L’auteure, membre du Comité pour les droits humains en Amérique latine, a fait partie de la délégation du Projet accompagnement solidarité Colombie (PASC) à Puerto Gaitán en Colombie

En août dernier, un tribunal international d’opinion a sévèrement jugé une pétrolière canadienne pour ses agissements en Colombie.

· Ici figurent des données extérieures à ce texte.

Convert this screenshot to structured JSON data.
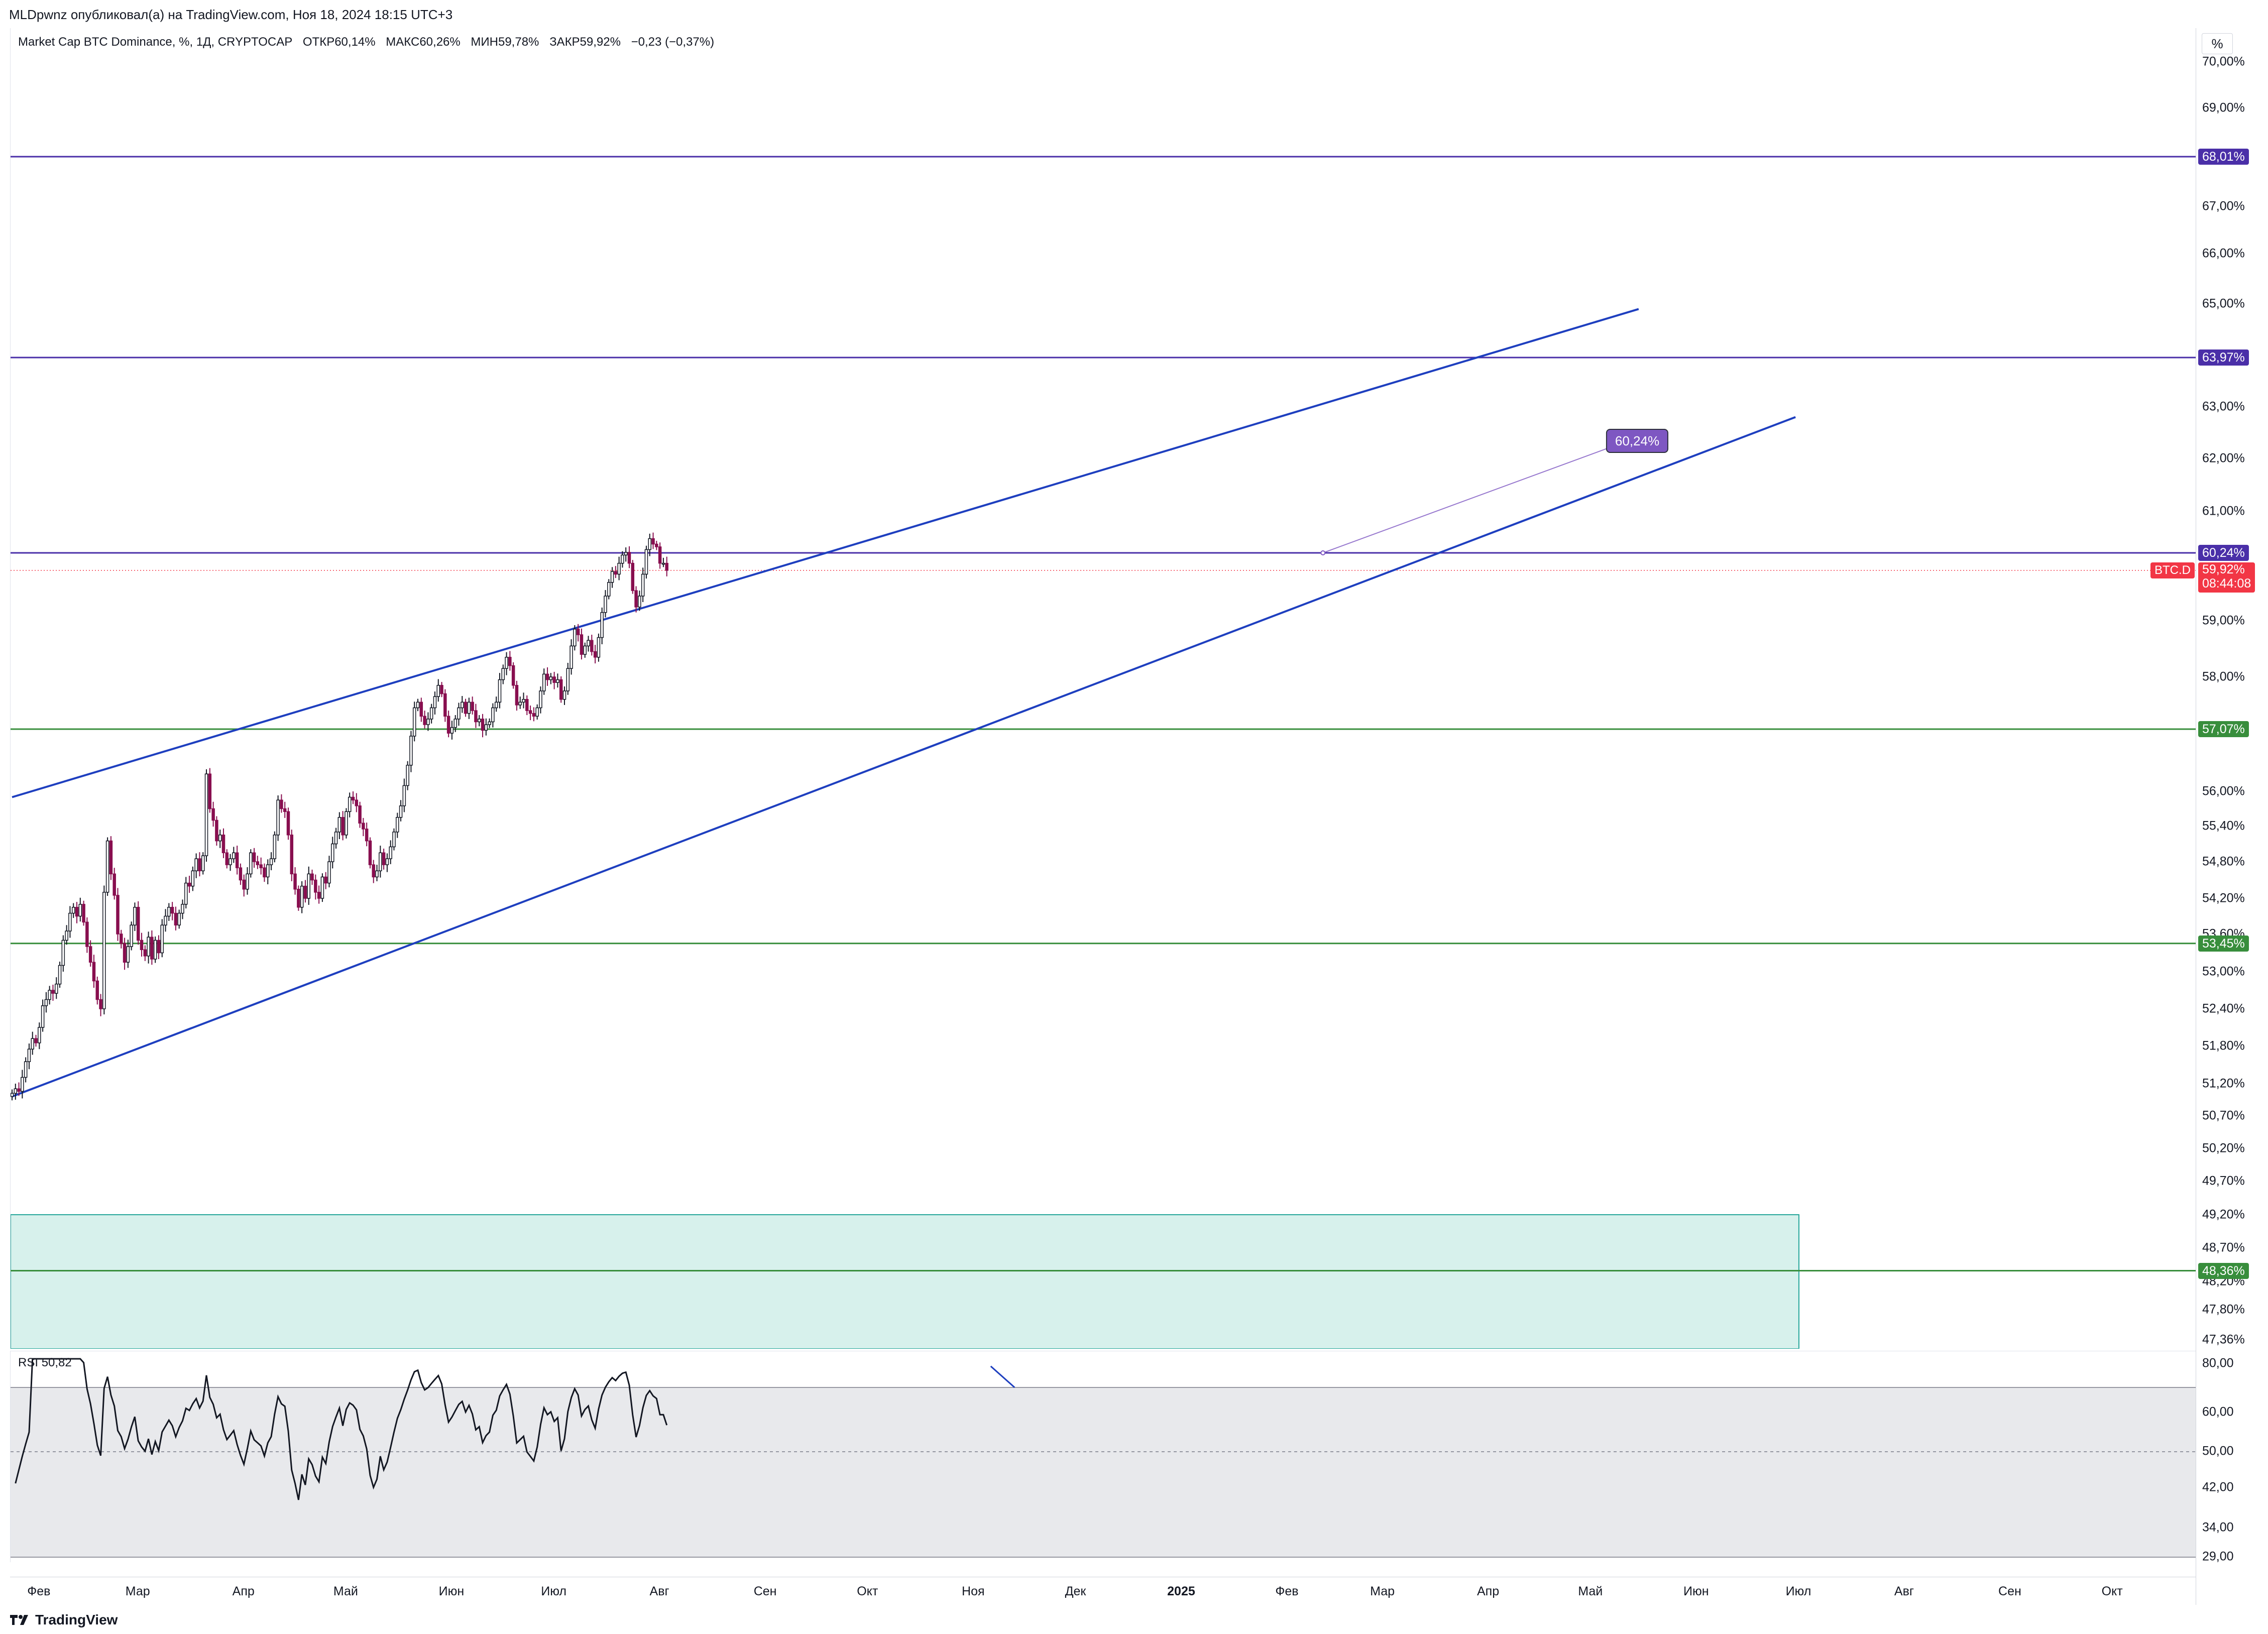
{
  "header": {
    "publisher_line": "MLDpwnz опубликовал(а) на TradingView.com, Ноя 18, 2024 18:15 UTC+3"
  },
  "legend": {
    "symbol": "Market Cap BTC Dominance, %, 1Д, CRYPTOCAP",
    "open": "ОТКР60,14%",
    "high": "МАКС60,26%",
    "low": "МИН59,78%",
    "close": "ЗАКР59,92%",
    "change": "−0,23 (−0,37%)"
  },
  "price_axis": {
    "unit_button": "%",
    "ticks": [
      "70,00%",
      "69,00%",
      "67,00%",
      "66,00%",
      "65,00%",
      "63,00%",
      "62,00%",
      "61,00%",
      "59,00%",
      "58,00%",
      "56,00%",
      "55,40%",
      "54,80%",
      "54,20%",
      "53,60%",
      "53,00%",
      "52,40%",
      "51,80%",
      "51,20%",
      "50,70%",
      "50,20%",
      "49,70%",
      "49,20%",
      "48,70%",
      "48,20%",
      "47,80%",
      "47,36%"
    ],
    "level_labels": [
      {
        "text": "68,01%",
        "color": "#4a2fa8"
      },
      {
        "text": "63,97%",
        "color": "#4a2fa8"
      },
      {
        "text": "60,24%",
        "color": "#4a2fa8"
      },
      {
        "text": "57,07%",
        "color": "#388e3c"
      },
      {
        "text": "53,45%",
        "color": "#388e3c"
      },
      {
        "text": "48,36%",
        "color": "#388e3c"
      }
    ],
    "last_price": "59,92%",
    "countdown": "08:44:08",
    "symbol_tag": "BTC.D"
  },
  "annotation": {
    "price_label": "60,24%"
  },
  "rsi": {
    "label": "RSI",
    "value": "50,82",
    "ticks": [
      "80,00",
      "60,00",
      "50,00",
      "42,00",
      "34,00",
      "29,00"
    ]
  },
  "time_axis": {
    "labels": [
      {
        "text": "Фев",
        "bold": false
      },
      {
        "text": "Мар",
        "bold": false
      },
      {
        "text": "Апр",
        "bold": false
      },
      {
        "text": "Май",
        "bold": false
      },
      {
        "text": "Июн",
        "bold": false
      },
      {
        "text": "Июл",
        "bold": false
      },
      {
        "text": "Авг",
        "bold": false
      },
      {
        "text": "Сен",
        "bold": false
      },
      {
        "text": "Окт",
        "bold": false
      },
      {
        "text": "Ноя",
        "bold": false
      },
      {
        "text": "Дек",
        "bold": false
      },
      {
        "text": "2025",
        "bold": true
      },
      {
        "text": "Фев",
        "bold": false
      },
      {
        "text": "Мар",
        "bold": false
      },
      {
        "text": "Апр",
        "bold": false
      },
      {
        "text": "Май",
        "bold": false
      },
      {
        "text": "Июн",
        "bold": false
      },
      {
        "text": "Июл",
        "bold": false
      },
      {
        "text": "Авг",
        "bold": false
      },
      {
        "text": "Сен",
        "bold": false
      },
      {
        "text": "Окт",
        "bold": false
      }
    ]
  },
  "footer": {
    "brand": "TradingView"
  },
  "colors": {
    "channel": "#1e3fbf",
    "resistance": "#4a2fa8",
    "support": "#388e3c",
    "up_candle": "#131722",
    "down_candle": "#880e4f",
    "zone_fill": "#d7f1ec",
    "zone_border": "#26a69a",
    "rsi_band": "#e8e9ec",
    "last_price": "#f23645",
    "annotation": "#7e57c2"
  },
  "chart_data": {
    "type": "candlestick",
    "symbol": "Market Cap BTC Dominance, %, 1Д, CRYPTOCAP",
    "y_range": [
      47.2,
      70.3
    ],
    "horizontal_levels": [
      68.01,
      63.97,
      60.24,
      57.07,
      53.45,
      48.36
    ],
    "last_close": 59.92,
    "trend_channel": {
      "upper": {
        "start": [
          "2024-01-24",
          55.9
        ],
        "end": [
          "2025-05-15",
          64.9
        ]
      },
      "lower": {
        "start": [
          "2024-01-24",
          51.0
        ],
        "end": [
          "2025-06-30",
          62.8
        ]
      }
    },
    "demand_zone": {
      "from": 47.2,
      "to": 49.2,
      "until": "2025-07-01"
    },
    "daily_closes_start": "2024-01-24",
    "daily_closes": [
      51.05,
      51.12,
      51.08,
      51.3,
      51.55,
      51.75,
      51.92,
      51.85,
      52.1,
      52.45,
      52.55,
      52.7,
      52.65,
      52.8,
      53.1,
      53.5,
      53.65,
      53.95,
      54.05,
      53.9,
      54.1,
      53.8,
      53.4,
      53.15,
      52.85,
      52.55,
      52.4,
      54.3,
      55.15,
      54.6,
      54.25,
      53.6,
      53.45,
      53.15,
      53.4,
      53.75,
      54.05,
      53.5,
      53.35,
      53.25,
      53.55,
      53.2,
      53.5,
      53.3,
      53.75,
      53.9,
      54.05,
      53.95,
      53.75,
      53.95,
      54.1,
      54.45,
      54.4,
      54.65,
      54.85,
      54.65,
      54.9,
      56.3,
      55.7,
      55.5,
      55.15,
      55.25,
      54.95,
      54.75,
      54.85,
      54.95,
      54.7,
      54.5,
      54.35,
      54.6,
      54.95,
      54.8,
      54.75,
      54.7,
      54.55,
      54.75,
      54.85,
      55.25,
      55.85,
      55.7,
      55.65,
      55.25,
      54.6,
      54.35,
      54.05,
      54.4,
      54.2,
      54.6,
      54.5,
      54.3,
      54.2,
      54.55,
      54.45,
      54.8,
      55.1,
      55.3,
      55.55,
      55.25,
      55.65,
      55.9,
      55.85,
      55.75,
      55.45,
      55.35,
      55.15,
      54.75,
      54.55,
      54.65,
      54.95,
      54.75,
      54.85,
      55.05,
      55.3,
      55.55,
      55.75,
      56.1,
      56.45,
      56.95,
      57.45,
      57.55,
      57.3,
      57.15,
      57.25,
      57.45,
      57.65,
      57.85,
      57.7,
      57.3,
      57.0,
      57.1,
      57.25,
      57.45,
      57.55,
      57.35,
      57.55,
      57.4,
      57.2,
      57.25,
      57.05,
      57.15,
      57.2,
      57.45,
      57.55,
      57.95,
      58.15,
      58.35,
      58.2,
      57.85,
      57.5,
      57.55,
      57.6,
      57.4,
      57.35,
      57.3,
      57.45,
      57.75,
      58.05,
      57.95,
      58.0,
      57.9,
      57.95,
      57.6,
      57.75,
      58.15,
      58.55,
      58.85,
      58.75,
      58.4,
      58.55,
      58.65,
      58.45,
      58.35,
      58.7,
      59.15,
      59.45,
      59.7,
      59.9,
      59.85,
      60.05,
      60.2,
      60.25,
      60.05,
      59.55,
      59.25,
      59.45,
      59.85,
      60.3,
      60.5,
      60.4,
      60.35,
      60.05,
      60.05,
      59.92
    ]
  }
}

Le 18 août dernier, le Tribunal populaire sur les politiques extractives en Colombie a jugé coupable la pétrolière canadienne Pacific Rubiales Energy de violations des droits humains, du travail et de l’environnement. Le Tribunal populaire, qui s’inspire des pratiques des divers tribunaux internationaux d’opinion comme le Tribunal Russell et le Tribunal permanent des peuples, a rendu son verdict à la suite des témoignages de victimes entendus lors d’audiences préalables, organisées par diverses organisations sociales colombiennes, dont la Red de Hermandad et l’Unión Sindical Obrera (USO), le syndicat pétrolier national. À Puerto Gaitán, l’audience a rassemblé plus de 600 personnes, dont 19 délégués représentant huit organisations sociales, syndicales et politiques québécoises et canadiennes, une délégation coordonnée par le Projet accompagnement solidarité Colombie.
 
C’est dans les environs de Puerto Gaitán, dans le département de Meta, que se trouve le principal champ pétrolier de l’entreprise canadienne enregistrée à Toronto, et qui compte plusieurs filiales dans les secteurs pétroliers et miniers en Colombie. L’extraction pétrolière est la cause d’une diminution importante du volume d’eau, par ailleurs de plus en plus contaminée et source de maladies de la peau chez les habitants du territoire où vivent les peuples autochtones Sikuani. De plus, la compagnie a procédé à la construction d’un oléoduc sur des territoires ancestraux sacrés, causant des dommages sociaux, environnementaux et culturels, le tout sans respect du principe de consultation préalable. Entre autres graves problèmes, les camions transportant le pétrole se succèdent sur une route de terre régionale, causant des accidents.
 
Le jury du Tribunal populaire a condamné la pétrolière pour violation du droit d’association syndicale, du droit au travail (conditions de travail, embauche et taux salarial en violation des normes colombiennes) et des droits de la personne (agressions contre les ouvriers syndiqués, menaces de mort, attentats, diffamation, tentatives d’assassinat). On estime que 6000 hommes armés protègent les installations de l’entreprise où travaillent environ 14 000 ouvriers dans des conditions déplorables, à coup de contrats renouvelables d’une durée de 28 jours. Lors des audiences, l’USO a témoigné que depuis un conflit de travail en 2011, l’entreprise refuse de reconnaître le syndicat et a négocié un nouvel accord avec un syndicat patronal, l’UTEN, licenciant par le fait même les 3000 travailleurs membres de l’USO. En décembre 2012, un syndicaliste, qui avait déjà reçu des menaces de mort, a été assassiné. Ce meurtre a forcé l’USO à fermer son local à Puerto Gaitán.
 
Devant de telles injustices, l’appui international aux organisations sociales, syndicales et autochtones colombiennes, de plus en plus menacées, doit être maintenu et renforcé. La délégation canadienne, témoin important, entend maintenir les liens de solidarité créés lors de ces audiences et poursuivre des actions auprès du gouvernement canadien pour exiger que soient créés des mécanismes d’accès à la justice et un meilleur contrôle des agissements des entreprises canadiennes à l’étranger. Cette vigilance est d’autant plus nécessaire que l’Accord de libre-échange avec la Colombie, entré en vigueur en 2011, facilite l’exploitation pétrolière et minière faite par des entreprises canadiennes. Loin de diminuer les violations de droits humains, comme l’affirme le gouvernement canadien, cet accord risque d’accroître – comme cela a été le cas jusqu’à présent – la militarisation, le déplacement des populations, la contamination environnementale et les violations des droits humains dans les régions où les compagnies exploitent les gisements pétroliers et miniers. En effet, selon le Bureau du vérificateur de Colombie, « 87 % des réfugiés internes proviennent des régions d’exploitation pétrolière et minière, alors que 78 % des crimes commis contre les syndicalistes et 89 % des violations des droits des peuples autochtones y sont aussi perpétrés ».